It’s really not important if you want to create great art, good art, or just-for-the-heck-of-it art. The last thing I want to imply in my “Great Art” blog series is that great art is automatically the goal.
Maybe yes, maybe, no—either way it’s not a judgment, it’s a description of one possibility.
However, if great art is a deep yearning inside you, I want to make sure you don’t think of it as a futile exercise in subjective reality or the opinion of others.
a place to lean into.
If having your work make an impact is important to you, there is one other, inescapable requirement you can’t ignore: your artistic fingerprint.
The irreplaceable you
All of us carry a deep-seated awareness that we are unique. As Mr. Rodgers slid in or out of his sweater, he liked to remind us “you’re special just the way you are.”
And yet, for a whole host of artists, aligning that awareness with their artwork seems to be out of the question.
How many still-lifes have you seen that could have been painted by any of a hundred different artists?
How many have you seen that could have only been painted by one?
And which do you remember?
What does it take to bring the irreplaceable you into your art?
The battle for creative license
For some artists, their fingerprint has always been with them, from the beginning. They know it and others see it.
For others an artistic fingerprint is not so obvious. I remember one woman coming up to Jason Horejs in a workshop to ask him if she had one. I was peeking over her shoulder, looking at her portfolio where image after image was indelibly hers, and I was amazed that she couldn’t see this.
For others, one look at the dozens of pieces of artwork on their website and you’ll see an artist all over the place, with one style per piece.
These artists, I’ve discovered, are fairly prickly when you talk about an artistic fingerprint.
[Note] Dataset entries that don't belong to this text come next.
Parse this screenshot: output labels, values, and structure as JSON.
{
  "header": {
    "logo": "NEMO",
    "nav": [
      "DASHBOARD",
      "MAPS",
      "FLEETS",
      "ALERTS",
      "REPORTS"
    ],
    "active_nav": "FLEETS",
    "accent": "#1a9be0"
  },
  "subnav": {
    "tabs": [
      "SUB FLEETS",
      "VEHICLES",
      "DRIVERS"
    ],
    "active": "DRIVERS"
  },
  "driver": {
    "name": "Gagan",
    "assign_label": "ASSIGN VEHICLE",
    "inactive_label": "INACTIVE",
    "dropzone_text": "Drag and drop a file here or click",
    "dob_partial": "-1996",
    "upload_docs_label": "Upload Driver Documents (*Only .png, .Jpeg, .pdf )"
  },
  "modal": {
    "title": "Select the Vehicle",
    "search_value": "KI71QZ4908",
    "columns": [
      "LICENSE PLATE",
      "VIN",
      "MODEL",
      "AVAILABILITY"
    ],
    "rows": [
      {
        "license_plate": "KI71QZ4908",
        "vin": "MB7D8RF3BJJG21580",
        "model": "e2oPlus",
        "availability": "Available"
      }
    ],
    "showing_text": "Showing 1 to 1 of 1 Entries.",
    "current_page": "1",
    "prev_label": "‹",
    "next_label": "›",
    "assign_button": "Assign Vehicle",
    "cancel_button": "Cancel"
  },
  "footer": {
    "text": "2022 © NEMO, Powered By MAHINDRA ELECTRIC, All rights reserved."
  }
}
Immediately, they start defending their right to creative freedom, as if you’ve just told them they have to draw the same 3 pears, arranged in the same way in a chipped blue bowl, for the rest of their lives.
For other artists, their creativity is on an indulgent roll with sculpture vying for space with the oil paintings vying for space with the prints vying for space with the jewelry… you get the idea.
And in the majority of these cases, it’s not that there’s a problem with what is, only with what the artist assumes can happen with what is: sustainable, long-term, commercial success.
Not going to happen.
What might happen is sporadic sales and lots of ohhs and ahhs from friends and family, which only strengthen the artist’s resolve to keep what they see as a right to unshackled creative freedom.
And then there are artists who do want that signature style, do want their work to have an impact and their vision to have a following, only they aren’t sure how to go about it.
What if you don’t know, or have, a fingerprint and want one?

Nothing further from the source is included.